Bereits mitten im dritten Jahrzehnt ihrer Solokarriere sollte man meinen, Jane Weaver hätte längst jede Nische, jede noch so kleine und dunkle Ecke ihres Soundkosmos ausgeleuchtet und erforscht.

Und klar, wo es 2002 noch mit psychedelischem Freak-Folk des Debütalbums „Like An Aspen Leaf“ losging, brachte die englische Songwriterin in den folgenden Jahren mannigfaltige Kreativ-Etappen hinter sich und machte diverse Spielarten von Rock, Pop und Folk ihr eigen.

Zeitsprung in die Gegenwart: Nach dem Album, „Flock“ von 2021, auf dem noch schillernder Glam, heller Pop zwischen Synthetik und Fuzz sowie die Musik gemachte Facettenlawine einer Diskokugel aufwarteten, zieht sich Weaver wieder ein gutes Stück zurück.

„Love In Constant Spectacle“ ist ein Schritt in die Introversion – ironisch, da es das erste Album ist, auf dem die Sängerin die Produktionszügel jemand Anderem überlässt.

Dass es sich dabei um PJ-Harvey-Wegbegleiter John Parish handelt, schwächt den Schockfaktor einerseits ab. Andererseits ergibt die Wahl absolut Sinn, hält man sich das Gesamtwerk Weavers und ihre chamäleonhafte Wandelbarkeit über die Jahre vor Augen, an der Parish nicht ganz unbeteiligt war.

Der schier blendenden Offenheit des Vorwerks setzt „Love In Constant Spectacle“ nun eine schwebende, unaufgeregte und nachdenkliche Stimmung entgegen. Weaver atmet tief durch, wählt ihre Worte wohl überlegt und wird selten wirklich laut.

Die Zurückhaltung bedeutet allerdings nicht gleich Simplizität: Die Britin bezeichnet sich selbst als Studio-Nerd, probiert jedes Gerät, jedes Gitarrenpedal und jeden Synthesizer ausführlich aus und schmückt ihre Arrangements dementsprechend vielseitig.

So fängt etwa ein Song wie „Emotional Components“ als süßlicher, leichter Pop-Track mit leicht gezupfter Gitarre an, der aber mit der Zeit sanft schneidende Synths im Hintergrund fallen lässt, bevor ein dickes Fuzz-Solo, das auf dem Papier gar nichts hier zu suchen hätte, genau die richtige Würze einbringt.

Für Weaver bedeutet Introspektion nicht gleich Isolation oder Klaustrophobie. Vielmehr steigt die Sängerin voll Abenteuerlust in ihre eigene Welt ab und genießt die psychedelischen, die innigen, die organischen und die transzendentalen Momente.

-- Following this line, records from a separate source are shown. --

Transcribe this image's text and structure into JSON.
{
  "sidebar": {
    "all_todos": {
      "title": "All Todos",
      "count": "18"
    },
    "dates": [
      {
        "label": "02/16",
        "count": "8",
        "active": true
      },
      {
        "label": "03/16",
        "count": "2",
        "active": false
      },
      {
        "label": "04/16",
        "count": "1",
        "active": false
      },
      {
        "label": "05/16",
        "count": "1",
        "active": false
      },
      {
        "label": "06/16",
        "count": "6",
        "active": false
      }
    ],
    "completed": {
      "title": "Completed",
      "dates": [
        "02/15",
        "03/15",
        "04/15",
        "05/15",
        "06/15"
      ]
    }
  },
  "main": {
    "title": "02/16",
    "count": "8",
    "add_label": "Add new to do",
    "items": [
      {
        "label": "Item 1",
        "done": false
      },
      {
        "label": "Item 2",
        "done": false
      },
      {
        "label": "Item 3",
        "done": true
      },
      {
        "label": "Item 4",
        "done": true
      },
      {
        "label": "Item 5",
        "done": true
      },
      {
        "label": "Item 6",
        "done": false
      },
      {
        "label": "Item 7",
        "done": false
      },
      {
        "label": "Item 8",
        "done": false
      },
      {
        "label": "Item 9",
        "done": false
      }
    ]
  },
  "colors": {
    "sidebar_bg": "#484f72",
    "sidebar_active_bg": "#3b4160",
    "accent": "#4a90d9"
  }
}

Dabei wirkt Weaver so abgeklärt und nüchtern, wie man nur sein kann, wenn man die eigene Gefühlswelt aufrollt. „Love In Constant Spectacle“ ist nüchtern, ohne gefühlskalt zu sein. Das Album zeigt offen Emotionen und wird dabei in keinem Moment rührselig oder kitschig.

Dass das Songwriting der Britin dabei noch betörend bleibt und zum ständigen Aufhorchen motiviert, schnürt das Paket um „Love In Constant Spectacle“ vollends zu. Weaver trifft wieder einmal ins Schwarze.